Hablemos ahora de la magnitud de los daños. Si nos ocupamos de la inferencia cualitativa, como en psicología o medicina, buscando respuestas de «sí o no», a las que no pueden aplicarse las magnitudes, entonces podemos presumir que estamos en Mediocristán sin graves problemas. El impacto de lo improbable no puede ser muy grande: se tiene cáncer o no, se está embarazada o no, etc. Los grados de mortalidad o de embarazo no son relevantes (a menos que se trate de una epidemia). Pero si de lo que se trata es de totales, donde las magnitudes sí importan, como los ingresos, nuestra riqueza, los beneficios de una cartera de valores, o las ventas de un libro, entonces tendremos un problema y obtendremos la distribución equivocada si usamos la campana de Gauss, pues no pertenece a este campo. Un solo número puede desbaratar todas nuestras medias; una sola pérdida puede acabar con todo un siglo de ganancias. Ya no podemos decir: «Es una excepción». La afirmación: «Bueno, puedo perder dinero» no es informativa a menos que asignemos una cantidad a esa pérdida. Podemos perder todo nuestro patrimonio, o sólo una fracción de nuestros ingresos diarios; hay una diferencia.

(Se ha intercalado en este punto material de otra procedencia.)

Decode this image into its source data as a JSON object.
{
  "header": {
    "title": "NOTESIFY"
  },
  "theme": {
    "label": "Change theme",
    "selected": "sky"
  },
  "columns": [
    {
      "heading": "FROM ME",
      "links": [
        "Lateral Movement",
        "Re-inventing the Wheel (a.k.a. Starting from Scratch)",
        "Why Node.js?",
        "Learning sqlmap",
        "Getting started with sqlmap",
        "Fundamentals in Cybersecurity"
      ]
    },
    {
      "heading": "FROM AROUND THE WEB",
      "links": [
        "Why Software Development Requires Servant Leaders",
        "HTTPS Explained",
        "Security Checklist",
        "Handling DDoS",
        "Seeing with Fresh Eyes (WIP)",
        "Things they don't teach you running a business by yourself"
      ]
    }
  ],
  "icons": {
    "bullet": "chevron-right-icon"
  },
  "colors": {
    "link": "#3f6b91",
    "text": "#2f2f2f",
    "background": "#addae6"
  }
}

Esto explica por qué la psicología empírica y sus ideas sobre la naturaleza humana, que he expuesto en apartados anteriores, mantienen su robustez ante el error de utilizar la curva de campana; además son afortunadas, ya que la mayor parte de sus variables permiten la aplicación de la estadística gaussiana convencional. Al medir cuántas personas de una muestra tienen un sesgo, o cometen un error, estos estudios normalmente buscan un resultado de sí o no. Ninguna observación particular podrá, por sí misma, trastocar sus hallazgos generales.
A continuación voy a pasar a una exposición sui generis de la idea de la curva de campana.
Imaginemos una máquina
flipper
como la que representa la figura 8. Lanzamos 32 bolas dando por supuesto que se trata de un tablero bien equilibrado, de modo que la bola tenga las mismas probabilidades de caer a la derecha o a la izquierda cuando la golpee el taco. El resultado que esperamos es que muchas bolas caigan en las columnas del centro, y que su número disminuirá a medida que vayamos pasando a las columnas más alejadas de aquél.
A continuación, imaginemos lo que en alemán se llama un Gedanken, un experimento de pensamiento. Un hombre tira al aire una moneda y, después de cada lanzamiento, da un paso a la izquierda o a la derecha, según salga cara o cruz. A esto se le llama «andar aleatorio», pero no necesariamente tiene que ver con andar. Sería lo mismo si, en vez de dar un paso a la izquierda o a la derecha, ganáramos o perdiéramos un dólar según el caso, y lleváramos la cuenta de la cantidad acumulada que tenemos en el bolsillo.